Едва закрылась входная дверь, мальчишка едва не налетел на Беляну от возбуждения.

– Я при Анфиме не хотел говорить, – скороговоркой начал он. – А то со всем селом его рассорю. Они… они, понимаешь, смеются. При деде-то ничего, староста всё-таки, а когда один…

Он потёр кулаком глаз и нос.

– Одному мне хоть на улицу не ходи. Вот он, кричат, драконобой. Такого не страшно и на таракана выпускать. Платон, мол, всё делал, а я только рядом стоял. А теперь, говорят, ходит гоголем и к девкам нашим пристаёт. А я что? Я и не приставал вовсе. А Дашка, она, наоборот, когда слава была, сама липла, как смола сосновая. А теперь всем шепчет, что я гордец и невежа.

Он выпалил всё одним махом и просяще поглядел на девушку.

– Ты только деду не говори. А то ведь поссорится со всеми. Он хороший. Правда. И любит меня.  А узнает, что они смеются, будет ругаться и… и совсем разругается.

– Так как же ты его оставишь, если любит? Нельзя оставлять любимых. Вот я…

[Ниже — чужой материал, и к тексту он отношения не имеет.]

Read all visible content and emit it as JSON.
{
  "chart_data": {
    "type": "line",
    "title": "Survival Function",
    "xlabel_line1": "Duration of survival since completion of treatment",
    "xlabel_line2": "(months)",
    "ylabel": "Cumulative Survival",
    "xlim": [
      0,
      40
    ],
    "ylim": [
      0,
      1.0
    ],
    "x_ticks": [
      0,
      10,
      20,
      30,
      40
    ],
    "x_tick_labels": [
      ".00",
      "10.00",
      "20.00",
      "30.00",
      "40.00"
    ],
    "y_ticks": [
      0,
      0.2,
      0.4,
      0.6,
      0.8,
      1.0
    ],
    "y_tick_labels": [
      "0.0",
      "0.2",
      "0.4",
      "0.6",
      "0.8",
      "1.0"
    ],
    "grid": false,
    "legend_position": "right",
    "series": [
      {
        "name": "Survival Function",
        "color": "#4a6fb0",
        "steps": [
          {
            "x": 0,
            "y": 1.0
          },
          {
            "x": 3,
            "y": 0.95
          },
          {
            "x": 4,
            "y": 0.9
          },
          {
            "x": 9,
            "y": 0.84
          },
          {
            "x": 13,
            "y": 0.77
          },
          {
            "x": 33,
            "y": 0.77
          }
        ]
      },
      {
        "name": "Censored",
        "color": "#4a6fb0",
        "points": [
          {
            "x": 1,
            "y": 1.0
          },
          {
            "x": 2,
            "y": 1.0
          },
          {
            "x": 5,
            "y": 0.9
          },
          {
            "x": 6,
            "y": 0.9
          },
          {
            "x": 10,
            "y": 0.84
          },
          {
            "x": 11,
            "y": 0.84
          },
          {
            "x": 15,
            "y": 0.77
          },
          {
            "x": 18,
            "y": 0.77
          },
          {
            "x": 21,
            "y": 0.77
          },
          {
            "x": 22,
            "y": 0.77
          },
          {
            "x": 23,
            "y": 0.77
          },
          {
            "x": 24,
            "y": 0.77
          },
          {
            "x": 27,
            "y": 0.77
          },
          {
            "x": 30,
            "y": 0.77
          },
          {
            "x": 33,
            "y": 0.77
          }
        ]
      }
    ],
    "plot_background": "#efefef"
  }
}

– Я знаю, – перебил Демид и тут же извинился. – Прости. Мне Платон рассказывал. И он тебя любит, и ты его любила. Только, говорил, осерчал за что-то на него твой отец, вот он и уехал. А я что? Я же не навсегда. Я приезжать буду. Только так интереснее, когда в дороге.

Девушка хотела ответить, что никто ни на кого не осерчал, просто произошло нелепое совпадение, но помолчала и сказала совсем другое.

– Пойдём за стол.

Развернулась и пошла в дом, не глядя на удивлённое лицо Демида.

За столом, даже не садясь, обвела всех глазами и предложила.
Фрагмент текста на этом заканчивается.